Electoral constituency in the Khomas region of central Namibia

Katutura East constituency (red) in the Khomas Region

Katutura East is a constituency in the Khomas Region of Namibia. It consists of the extensions 1, 6, and 19 of the suburb Katutura, a township within Windhoek that was founded by the then Apartheid government of Namibia for black people in the 1950s. It had a population of 18,501 in 2011, up from 17,745 in 2001. As of 2020, it has 15,878 registered voters.

==Politics==
Katutura Central is traditionally a stronghold of the South West Africa People's Organization (SWAPO) party.

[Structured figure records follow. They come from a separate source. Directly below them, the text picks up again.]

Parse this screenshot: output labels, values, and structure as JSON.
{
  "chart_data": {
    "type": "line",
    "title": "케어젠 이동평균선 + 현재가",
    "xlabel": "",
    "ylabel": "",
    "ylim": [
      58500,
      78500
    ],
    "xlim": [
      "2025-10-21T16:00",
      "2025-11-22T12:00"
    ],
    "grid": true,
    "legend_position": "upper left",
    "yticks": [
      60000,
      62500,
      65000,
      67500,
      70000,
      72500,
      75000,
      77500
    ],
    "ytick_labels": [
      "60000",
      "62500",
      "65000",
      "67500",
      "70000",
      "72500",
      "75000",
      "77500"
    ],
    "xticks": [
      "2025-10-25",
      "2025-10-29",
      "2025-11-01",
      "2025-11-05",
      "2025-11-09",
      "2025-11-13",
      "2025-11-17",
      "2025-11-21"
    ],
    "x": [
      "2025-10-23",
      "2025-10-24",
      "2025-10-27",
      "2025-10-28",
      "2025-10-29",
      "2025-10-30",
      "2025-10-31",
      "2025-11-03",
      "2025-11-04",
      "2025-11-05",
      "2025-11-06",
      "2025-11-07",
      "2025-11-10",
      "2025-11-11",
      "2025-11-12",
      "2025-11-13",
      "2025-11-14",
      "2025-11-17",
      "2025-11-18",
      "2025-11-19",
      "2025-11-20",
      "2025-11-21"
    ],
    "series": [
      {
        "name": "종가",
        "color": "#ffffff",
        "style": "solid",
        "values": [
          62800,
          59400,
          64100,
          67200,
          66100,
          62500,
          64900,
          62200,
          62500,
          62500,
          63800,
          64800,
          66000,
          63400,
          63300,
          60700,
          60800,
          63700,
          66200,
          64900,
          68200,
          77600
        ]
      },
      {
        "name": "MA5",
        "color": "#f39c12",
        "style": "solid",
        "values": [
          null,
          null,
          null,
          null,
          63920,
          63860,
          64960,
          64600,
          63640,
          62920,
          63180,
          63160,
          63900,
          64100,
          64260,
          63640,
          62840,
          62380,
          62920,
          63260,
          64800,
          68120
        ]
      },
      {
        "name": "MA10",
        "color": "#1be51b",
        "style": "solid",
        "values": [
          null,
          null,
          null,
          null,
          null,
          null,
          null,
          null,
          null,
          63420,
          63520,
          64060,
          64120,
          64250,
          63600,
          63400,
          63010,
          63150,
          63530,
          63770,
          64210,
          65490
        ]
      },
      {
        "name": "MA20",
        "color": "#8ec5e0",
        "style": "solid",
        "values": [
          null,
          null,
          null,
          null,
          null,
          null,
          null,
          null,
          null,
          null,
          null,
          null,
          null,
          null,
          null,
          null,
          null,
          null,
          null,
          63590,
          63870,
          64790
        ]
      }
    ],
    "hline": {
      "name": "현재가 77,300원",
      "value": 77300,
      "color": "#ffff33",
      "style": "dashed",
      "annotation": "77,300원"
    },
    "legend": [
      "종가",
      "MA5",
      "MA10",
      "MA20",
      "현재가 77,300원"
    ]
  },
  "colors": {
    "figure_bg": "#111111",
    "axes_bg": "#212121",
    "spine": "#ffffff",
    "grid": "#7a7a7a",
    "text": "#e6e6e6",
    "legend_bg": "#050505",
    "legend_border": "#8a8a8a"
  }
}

The first councillor of Katutura East was Gabriel Ithete (SWAPO). He served until 2004. In the 2004 regional election, he was replaced by Elina Ndapuka (also SWAPO) who received 2,453 of the 3,936 votes cast.

The 2015 regional elections were again won by SWAPO; Ruben Sheehama won the constituency with 2,912 votes. Ina Gouws of the Democratic Turnhalle Alliance (DTA) came distant second with 386 votes, followed by Telwin Dennis Owoseb of the Rally for Democracy and Progress (RDP, 295 votes). The SWAPO candidate also won the 2020 regional election, albeit by a much smaller margin. Richard Gaoseb received 1,772 votes, followed by Michael Mulunga of the Independent Patriots for Change (IPC, an opposition party formed in August 2020) with 992 votes, Olsen Kahiri of the Landless People's Movement (LPM, also a new party, registered in 2018) with 594 votes, and independent candidates Mervin Claasen and Claudia Namises with 540 and 461 votes, respectively.